Tuesday, January 04, 2011

Cake

A few years ago, during one of my visits to Ireland, I caught an Irish-language short film on television.  It involved a woman and a blind man, strangers, who wind up on the same compartment in a mostly-empty train.  The man engages in a monologue which clearly annoys the woman, and then...well, I won't ruin the ending for you.  Let's just say after you see this, you might understand why my memory of this film was spurred by the last image on yesterday's Cake Wrecks post.  (NOT for the squeamish!)

The Irish language is a funny thing.  Like modern Hebrew, it's an issue of national cultural pride, but also something of a manufactured language.  Case in point:  one bit of Irish a lot of non-Irish speakers know (besides pogue mahone) is the word craic, pronounced "crack", defined in a mid-nineties radio commercial for The Travel Channel (in which an Irish bartender advises a visiting American that "there's plenty of craic to be had in the back room") as "fun" or "a good time."  But in fact, craic is a mid-twentieth century addition to the Irish language, and is borrowed from the English in the sense of "to crack up"  (with laughter) or "to crack jokes."  The respelling is just to make it more Irish-y, something like adding an "e" to the words "Renaissance Faire" makes it seem more Olde English-y.

When I was over in Ireland I met a man who looked for all the world like he should have been wearing a pith helmet and hunting elephants in late 19th-century Kenya.  He fancied himself something of an expert on the Irish language, which is taught in school and used in all government publications but is otherwise only rarely spoken or written.  He looked over his daughter's Irish homework for a few minutes, then looked up, abashed, and said "The language has changed a lot since I learned it."

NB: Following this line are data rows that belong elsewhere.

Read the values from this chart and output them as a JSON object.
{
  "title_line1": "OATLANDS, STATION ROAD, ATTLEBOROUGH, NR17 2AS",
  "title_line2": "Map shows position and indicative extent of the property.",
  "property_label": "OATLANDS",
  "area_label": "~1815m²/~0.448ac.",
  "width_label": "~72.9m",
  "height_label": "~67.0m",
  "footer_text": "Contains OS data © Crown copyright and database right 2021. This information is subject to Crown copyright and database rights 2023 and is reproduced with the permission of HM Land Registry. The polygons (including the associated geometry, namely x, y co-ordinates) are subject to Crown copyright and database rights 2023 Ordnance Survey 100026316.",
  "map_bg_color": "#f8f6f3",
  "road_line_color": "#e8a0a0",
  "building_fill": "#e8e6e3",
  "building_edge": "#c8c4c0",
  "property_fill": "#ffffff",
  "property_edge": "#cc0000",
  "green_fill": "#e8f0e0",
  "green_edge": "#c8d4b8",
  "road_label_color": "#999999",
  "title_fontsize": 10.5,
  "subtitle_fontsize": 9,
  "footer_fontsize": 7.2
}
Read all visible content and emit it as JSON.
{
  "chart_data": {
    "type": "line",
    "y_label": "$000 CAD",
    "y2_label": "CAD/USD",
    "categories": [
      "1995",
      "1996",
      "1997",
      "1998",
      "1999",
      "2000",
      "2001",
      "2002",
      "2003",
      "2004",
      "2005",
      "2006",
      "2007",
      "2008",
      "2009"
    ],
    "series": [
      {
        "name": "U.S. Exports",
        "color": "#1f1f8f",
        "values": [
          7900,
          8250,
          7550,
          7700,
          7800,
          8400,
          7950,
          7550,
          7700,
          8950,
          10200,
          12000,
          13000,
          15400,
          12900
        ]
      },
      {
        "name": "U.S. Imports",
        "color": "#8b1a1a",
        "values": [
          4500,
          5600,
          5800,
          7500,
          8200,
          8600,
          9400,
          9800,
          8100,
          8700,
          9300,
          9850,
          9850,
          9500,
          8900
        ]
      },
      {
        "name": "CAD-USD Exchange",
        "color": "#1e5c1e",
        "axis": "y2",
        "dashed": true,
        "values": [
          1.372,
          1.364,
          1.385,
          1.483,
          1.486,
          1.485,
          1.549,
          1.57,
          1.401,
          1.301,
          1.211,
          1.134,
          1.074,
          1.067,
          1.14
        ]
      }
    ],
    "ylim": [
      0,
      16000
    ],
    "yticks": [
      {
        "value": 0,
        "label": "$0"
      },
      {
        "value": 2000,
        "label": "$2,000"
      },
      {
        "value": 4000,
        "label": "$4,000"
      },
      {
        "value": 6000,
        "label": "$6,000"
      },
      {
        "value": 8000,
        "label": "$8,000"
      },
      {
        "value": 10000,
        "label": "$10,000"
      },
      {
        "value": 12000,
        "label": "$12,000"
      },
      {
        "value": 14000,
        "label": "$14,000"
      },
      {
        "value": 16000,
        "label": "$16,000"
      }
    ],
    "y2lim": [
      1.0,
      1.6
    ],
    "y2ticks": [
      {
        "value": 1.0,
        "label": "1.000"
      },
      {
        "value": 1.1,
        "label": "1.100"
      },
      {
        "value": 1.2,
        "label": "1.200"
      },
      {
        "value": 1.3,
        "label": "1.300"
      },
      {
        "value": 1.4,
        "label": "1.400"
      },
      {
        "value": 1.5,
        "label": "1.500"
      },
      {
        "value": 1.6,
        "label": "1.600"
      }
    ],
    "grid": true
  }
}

Still, there are TV programs in Irish, and movies like this one.  I believe a lot of them are funded through government grants in an effort to keep the language alive.  The actor playing the blind man in this film, Brendan Gleeson, was actually once a teacher of Irish.  He later went on to play another character who was both a teacher and had vision problems - Alastor "Mad-Eye" Moody in the Harry Potter films.